Tonight the stars of the Summer Triangle — Vega, Deneb and Altair — light up the eastern part of the evening sky and their blazing radiance is visible to the unaided eye even for observers from the most light-polluted areas. The Summer Triangle isn’t a constellation but an asterism, which is a noticeable group of stars, and consists of 3 stars in 3 constellations.
Vega is the brightest star in the eastern sky shining in the constellation Lyra the Harp. It is rather easy to find this constellation in the sky as it looks like an imaginary triangle of stars connected to a parallelogram. Vega marks the upper right vertex of the Summer triangle. The star’s name derives from the Arabic phrase “the falling vulture”.
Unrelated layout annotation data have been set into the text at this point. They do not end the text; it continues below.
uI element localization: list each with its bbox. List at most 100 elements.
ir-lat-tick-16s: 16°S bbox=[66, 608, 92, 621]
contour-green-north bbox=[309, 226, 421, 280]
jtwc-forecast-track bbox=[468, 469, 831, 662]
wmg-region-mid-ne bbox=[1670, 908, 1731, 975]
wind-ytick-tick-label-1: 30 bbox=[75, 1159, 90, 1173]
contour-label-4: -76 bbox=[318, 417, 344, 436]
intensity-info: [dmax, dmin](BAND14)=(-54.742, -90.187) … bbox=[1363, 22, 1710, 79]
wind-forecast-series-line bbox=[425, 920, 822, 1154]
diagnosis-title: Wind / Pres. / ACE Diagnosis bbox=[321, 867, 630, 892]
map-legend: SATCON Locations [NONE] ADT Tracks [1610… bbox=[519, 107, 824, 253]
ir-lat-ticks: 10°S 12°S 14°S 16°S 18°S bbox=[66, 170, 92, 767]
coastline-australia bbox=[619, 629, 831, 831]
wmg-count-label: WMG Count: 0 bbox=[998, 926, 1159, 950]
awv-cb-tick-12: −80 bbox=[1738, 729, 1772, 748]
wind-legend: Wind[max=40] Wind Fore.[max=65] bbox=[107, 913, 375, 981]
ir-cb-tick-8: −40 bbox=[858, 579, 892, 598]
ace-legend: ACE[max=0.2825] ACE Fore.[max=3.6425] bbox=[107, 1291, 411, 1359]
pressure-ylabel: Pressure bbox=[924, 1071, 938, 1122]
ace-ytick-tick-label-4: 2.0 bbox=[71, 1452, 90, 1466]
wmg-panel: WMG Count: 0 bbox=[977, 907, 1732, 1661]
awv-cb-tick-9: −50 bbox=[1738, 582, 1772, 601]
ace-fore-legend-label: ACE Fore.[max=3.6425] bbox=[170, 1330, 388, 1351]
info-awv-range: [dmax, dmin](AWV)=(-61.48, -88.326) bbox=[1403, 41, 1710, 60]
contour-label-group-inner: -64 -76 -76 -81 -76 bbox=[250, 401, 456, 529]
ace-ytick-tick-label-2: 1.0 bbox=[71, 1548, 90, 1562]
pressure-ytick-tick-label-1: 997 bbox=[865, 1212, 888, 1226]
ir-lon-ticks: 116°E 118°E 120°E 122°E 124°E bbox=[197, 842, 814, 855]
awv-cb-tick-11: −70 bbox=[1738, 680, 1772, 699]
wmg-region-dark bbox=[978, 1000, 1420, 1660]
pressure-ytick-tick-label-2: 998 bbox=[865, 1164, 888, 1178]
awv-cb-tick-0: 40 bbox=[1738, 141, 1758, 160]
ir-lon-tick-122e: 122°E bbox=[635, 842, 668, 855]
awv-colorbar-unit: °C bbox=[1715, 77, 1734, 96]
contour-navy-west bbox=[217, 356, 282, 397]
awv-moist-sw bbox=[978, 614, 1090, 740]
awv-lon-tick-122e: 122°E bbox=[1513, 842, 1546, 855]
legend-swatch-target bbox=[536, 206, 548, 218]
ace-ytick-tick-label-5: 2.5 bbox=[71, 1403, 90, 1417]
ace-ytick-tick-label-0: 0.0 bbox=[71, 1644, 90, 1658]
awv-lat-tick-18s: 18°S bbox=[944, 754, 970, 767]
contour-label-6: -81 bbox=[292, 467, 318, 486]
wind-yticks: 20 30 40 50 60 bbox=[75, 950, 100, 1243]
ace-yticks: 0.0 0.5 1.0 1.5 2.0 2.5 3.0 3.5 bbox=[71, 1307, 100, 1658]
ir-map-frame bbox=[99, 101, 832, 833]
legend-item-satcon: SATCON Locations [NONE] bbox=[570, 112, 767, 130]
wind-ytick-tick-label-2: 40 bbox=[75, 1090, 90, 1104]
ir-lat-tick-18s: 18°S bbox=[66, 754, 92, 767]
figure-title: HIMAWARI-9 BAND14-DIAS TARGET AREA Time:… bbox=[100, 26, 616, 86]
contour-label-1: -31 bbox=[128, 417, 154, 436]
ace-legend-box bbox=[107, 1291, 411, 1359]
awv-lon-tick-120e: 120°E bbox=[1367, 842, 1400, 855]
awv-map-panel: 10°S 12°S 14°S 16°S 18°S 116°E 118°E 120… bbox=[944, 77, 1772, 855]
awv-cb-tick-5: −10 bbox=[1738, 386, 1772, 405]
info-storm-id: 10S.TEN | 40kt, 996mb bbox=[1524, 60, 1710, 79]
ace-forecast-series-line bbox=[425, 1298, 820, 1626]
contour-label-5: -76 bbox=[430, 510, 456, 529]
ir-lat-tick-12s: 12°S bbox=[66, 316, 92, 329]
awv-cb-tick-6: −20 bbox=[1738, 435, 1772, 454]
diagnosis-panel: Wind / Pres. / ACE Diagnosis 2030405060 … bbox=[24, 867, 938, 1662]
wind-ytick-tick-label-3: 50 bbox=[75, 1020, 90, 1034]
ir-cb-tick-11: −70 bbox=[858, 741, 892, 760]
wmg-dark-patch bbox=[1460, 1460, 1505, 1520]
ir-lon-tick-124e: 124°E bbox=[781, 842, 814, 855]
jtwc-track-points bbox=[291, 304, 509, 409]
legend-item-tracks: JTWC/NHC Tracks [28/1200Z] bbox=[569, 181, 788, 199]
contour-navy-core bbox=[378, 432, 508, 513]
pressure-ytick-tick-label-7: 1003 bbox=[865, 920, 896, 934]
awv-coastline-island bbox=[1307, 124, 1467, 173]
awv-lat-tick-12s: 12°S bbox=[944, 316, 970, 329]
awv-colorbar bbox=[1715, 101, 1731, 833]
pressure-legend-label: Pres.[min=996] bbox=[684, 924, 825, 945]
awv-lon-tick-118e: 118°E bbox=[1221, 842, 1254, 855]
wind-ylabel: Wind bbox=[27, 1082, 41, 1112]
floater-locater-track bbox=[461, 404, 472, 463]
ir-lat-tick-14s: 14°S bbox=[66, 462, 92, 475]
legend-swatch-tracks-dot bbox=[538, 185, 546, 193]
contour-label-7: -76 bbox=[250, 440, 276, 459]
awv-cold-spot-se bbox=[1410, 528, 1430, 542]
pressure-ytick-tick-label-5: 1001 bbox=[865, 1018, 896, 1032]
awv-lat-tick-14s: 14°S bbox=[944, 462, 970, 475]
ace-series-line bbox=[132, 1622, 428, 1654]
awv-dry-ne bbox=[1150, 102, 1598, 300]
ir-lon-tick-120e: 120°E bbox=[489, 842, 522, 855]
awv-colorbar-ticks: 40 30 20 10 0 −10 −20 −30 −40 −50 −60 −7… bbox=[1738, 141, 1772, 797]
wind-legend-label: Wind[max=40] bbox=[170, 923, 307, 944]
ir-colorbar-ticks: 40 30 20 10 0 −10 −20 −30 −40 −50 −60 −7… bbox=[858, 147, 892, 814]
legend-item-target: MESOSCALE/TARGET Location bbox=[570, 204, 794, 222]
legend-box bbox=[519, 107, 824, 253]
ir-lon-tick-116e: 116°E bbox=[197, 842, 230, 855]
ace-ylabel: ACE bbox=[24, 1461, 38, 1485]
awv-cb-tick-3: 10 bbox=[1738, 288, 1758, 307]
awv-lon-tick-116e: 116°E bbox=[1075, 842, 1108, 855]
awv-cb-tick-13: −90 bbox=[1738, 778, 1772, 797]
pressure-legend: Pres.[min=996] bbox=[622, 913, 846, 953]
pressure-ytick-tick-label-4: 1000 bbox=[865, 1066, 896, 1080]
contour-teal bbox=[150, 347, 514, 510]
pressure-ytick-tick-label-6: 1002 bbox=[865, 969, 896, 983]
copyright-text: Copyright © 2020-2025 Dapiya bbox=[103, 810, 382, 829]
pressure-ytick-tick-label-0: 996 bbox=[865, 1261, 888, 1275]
Deneb, the brightest star in the constellation Cygnus the Swan, shines at the left vertex of the triangle. Name “Deneb” means “the tail of an animal” and refers to the tail of the mythical Swan that the constellation represents.
Altair is the most brilliant star in the constellation Aquila the Eagle and the second brightest in the Summer Triangle. The name of the star derives from Arabic phrase “the flying (eagle)”.
The Summer Triangle may help you to find the Milky Way in the sky as it passes right between the triangle’s stars Vega and Altair. Once you learn to detect the Summer Triangle, you can always spot this cloudy river of stars in the clear, dark evening sky. Whereas every star that might be seen with the naked eye belongs to our Milky Way galaxy, the term Milky Way is used to denote the cross-sectional view of the galactic disk.
The best time to see the Summer Triangle is July because its stars sparkle from dusk till dawn at mid-northern latitudes. Happy stargazing!